To get into this state of mind, we need to find the right proportion of
not caring too much and not caring too little.
Taking a look at the life through the prism of our present understanding
of happiness will put our goals in perspective. We may realize that some things
we yearn for or fret about are not as overall important as we are used to
think, whereas the meaningful things will remain meaningful.
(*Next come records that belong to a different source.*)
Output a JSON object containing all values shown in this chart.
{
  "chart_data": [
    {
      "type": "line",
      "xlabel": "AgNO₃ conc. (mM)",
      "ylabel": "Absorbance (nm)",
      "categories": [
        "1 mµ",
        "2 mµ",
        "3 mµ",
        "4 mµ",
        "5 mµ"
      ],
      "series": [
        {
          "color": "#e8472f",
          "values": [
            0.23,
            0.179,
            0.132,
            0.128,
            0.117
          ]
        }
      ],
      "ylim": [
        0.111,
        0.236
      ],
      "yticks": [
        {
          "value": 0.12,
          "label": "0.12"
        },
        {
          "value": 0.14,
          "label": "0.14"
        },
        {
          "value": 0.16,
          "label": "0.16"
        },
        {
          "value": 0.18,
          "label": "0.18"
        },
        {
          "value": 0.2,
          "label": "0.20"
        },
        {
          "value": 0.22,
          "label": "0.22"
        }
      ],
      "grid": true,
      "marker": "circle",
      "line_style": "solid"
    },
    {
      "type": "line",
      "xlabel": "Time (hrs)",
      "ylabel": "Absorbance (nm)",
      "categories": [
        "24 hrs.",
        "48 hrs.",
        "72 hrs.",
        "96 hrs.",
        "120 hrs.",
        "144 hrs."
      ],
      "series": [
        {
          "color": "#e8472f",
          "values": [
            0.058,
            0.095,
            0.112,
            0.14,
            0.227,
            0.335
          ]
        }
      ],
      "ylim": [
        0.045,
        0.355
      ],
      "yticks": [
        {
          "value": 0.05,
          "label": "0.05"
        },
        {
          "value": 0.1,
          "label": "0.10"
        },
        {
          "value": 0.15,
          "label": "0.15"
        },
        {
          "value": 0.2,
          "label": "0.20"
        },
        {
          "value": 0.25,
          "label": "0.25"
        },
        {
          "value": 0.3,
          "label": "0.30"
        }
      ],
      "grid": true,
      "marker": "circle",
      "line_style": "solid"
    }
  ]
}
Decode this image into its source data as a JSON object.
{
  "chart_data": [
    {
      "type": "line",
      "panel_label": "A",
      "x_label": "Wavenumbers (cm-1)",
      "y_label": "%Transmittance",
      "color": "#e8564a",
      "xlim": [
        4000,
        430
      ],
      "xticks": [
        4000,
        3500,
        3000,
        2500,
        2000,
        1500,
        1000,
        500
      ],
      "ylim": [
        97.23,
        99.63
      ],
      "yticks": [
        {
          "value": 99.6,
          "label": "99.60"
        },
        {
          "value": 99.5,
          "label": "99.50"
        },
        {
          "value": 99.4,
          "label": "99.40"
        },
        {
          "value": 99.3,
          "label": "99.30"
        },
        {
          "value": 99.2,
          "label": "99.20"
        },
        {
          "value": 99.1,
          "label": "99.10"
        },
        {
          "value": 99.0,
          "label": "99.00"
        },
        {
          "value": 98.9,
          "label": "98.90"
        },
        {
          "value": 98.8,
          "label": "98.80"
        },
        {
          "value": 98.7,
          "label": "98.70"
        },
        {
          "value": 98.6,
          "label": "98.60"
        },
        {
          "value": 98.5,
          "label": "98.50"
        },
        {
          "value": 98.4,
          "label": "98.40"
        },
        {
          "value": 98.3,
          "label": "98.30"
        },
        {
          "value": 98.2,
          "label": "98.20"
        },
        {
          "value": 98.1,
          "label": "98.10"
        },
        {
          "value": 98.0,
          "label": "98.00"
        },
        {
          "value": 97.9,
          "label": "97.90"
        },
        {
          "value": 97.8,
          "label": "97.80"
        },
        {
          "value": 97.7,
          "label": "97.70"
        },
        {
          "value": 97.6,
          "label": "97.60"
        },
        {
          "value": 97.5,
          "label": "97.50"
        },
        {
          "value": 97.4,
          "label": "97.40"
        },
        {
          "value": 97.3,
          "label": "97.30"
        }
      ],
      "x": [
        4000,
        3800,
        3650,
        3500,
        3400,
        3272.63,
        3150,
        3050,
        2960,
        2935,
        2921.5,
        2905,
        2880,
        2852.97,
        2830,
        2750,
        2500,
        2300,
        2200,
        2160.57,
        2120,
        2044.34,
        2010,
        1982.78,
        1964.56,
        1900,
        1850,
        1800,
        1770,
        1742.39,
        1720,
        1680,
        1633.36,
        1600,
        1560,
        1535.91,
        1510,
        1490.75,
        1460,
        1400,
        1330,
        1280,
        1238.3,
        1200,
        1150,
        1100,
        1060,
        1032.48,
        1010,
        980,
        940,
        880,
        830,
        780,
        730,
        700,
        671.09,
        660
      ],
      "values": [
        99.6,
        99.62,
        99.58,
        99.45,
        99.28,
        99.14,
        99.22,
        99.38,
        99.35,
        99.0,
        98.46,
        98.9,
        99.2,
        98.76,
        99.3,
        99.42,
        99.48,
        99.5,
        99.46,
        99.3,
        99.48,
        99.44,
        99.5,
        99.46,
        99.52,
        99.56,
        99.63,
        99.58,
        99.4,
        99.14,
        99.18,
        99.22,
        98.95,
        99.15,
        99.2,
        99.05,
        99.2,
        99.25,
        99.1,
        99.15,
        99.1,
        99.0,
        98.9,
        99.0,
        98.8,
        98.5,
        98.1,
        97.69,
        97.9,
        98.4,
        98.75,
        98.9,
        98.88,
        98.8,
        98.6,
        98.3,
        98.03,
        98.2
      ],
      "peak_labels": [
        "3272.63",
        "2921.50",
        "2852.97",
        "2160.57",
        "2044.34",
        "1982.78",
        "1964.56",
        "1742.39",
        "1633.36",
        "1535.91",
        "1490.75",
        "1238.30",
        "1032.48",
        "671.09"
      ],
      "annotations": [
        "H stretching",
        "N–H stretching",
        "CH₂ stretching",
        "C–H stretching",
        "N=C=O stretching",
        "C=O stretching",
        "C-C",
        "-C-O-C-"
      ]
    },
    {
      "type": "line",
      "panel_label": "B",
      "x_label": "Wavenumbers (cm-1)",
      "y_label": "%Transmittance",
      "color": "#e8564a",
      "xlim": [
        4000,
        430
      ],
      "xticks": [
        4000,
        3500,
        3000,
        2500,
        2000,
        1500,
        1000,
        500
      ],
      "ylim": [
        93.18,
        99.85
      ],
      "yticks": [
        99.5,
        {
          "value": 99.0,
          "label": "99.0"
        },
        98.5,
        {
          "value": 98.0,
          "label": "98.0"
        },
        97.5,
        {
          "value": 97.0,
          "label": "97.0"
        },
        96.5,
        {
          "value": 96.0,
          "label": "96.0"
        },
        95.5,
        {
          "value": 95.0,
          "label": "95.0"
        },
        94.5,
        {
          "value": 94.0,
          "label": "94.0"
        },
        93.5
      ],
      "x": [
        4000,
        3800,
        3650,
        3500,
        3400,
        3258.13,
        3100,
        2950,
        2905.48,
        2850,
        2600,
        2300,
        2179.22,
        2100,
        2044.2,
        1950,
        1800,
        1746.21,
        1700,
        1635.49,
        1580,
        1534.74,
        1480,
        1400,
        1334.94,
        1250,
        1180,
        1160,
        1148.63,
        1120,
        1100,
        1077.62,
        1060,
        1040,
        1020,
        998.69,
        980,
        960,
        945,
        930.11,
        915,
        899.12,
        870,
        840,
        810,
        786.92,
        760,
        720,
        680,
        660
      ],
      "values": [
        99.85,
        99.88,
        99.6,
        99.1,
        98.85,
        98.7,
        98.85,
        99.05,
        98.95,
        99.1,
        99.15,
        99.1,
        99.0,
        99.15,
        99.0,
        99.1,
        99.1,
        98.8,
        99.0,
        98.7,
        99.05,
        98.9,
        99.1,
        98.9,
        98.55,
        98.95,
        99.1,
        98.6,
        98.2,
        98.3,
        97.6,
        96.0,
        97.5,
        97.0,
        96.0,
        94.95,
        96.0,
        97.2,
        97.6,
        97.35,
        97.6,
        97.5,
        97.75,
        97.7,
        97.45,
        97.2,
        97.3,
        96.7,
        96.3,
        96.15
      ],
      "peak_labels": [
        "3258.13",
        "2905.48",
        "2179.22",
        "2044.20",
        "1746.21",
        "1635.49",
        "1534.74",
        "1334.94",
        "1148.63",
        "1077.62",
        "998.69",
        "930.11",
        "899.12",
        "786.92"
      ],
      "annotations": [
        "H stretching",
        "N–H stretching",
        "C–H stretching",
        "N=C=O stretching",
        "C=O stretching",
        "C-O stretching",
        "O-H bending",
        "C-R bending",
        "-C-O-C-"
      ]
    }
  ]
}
The appraisal of what is meaningful is very personal. Some may want to impact
the world, eliminate hunger, or invent flying cars. Others may want things that
impact them personally, for example, see their kids graduate from college or
quit smoking.
art by ~mole2k |
So the compromise is
to recognize which goals and ambitions are not essential for us and let them
go, and which are important, and aspire toward them. But happiness is not an either/or proposition. It does not appear when we follow
our dreams or when we settle for what we have. We should not put it on hold
until we finally reach our goals. We should combine the desire to change
something and the contentment with the present situation while we work on the
change.
Surely, once we
achieve our goals and turn the dreams into reality, we will be happy. But as
often, our efforts may not come to fruition. The end results of our struggles
may not be what we wished for. We should be ready for this outcome as well. Not
getting something we want, even the noblest goal, should not disturb our mental
state.
The happiness I discuss is the contentment with the process of life
itself. The perspective, the balance of not completely giving ourselves over to
some goal or idea, and not giving up on it entirely, either. It is being happy
while working our way to it, and staying content and balanced whatever the
result is.
So happiness is an intricate balance of being both content with what we
have, but not settling or giving up on our dreams.
Look forward to your life. Know what your goals are and work to reach
them. Just continue to be happy in the interim.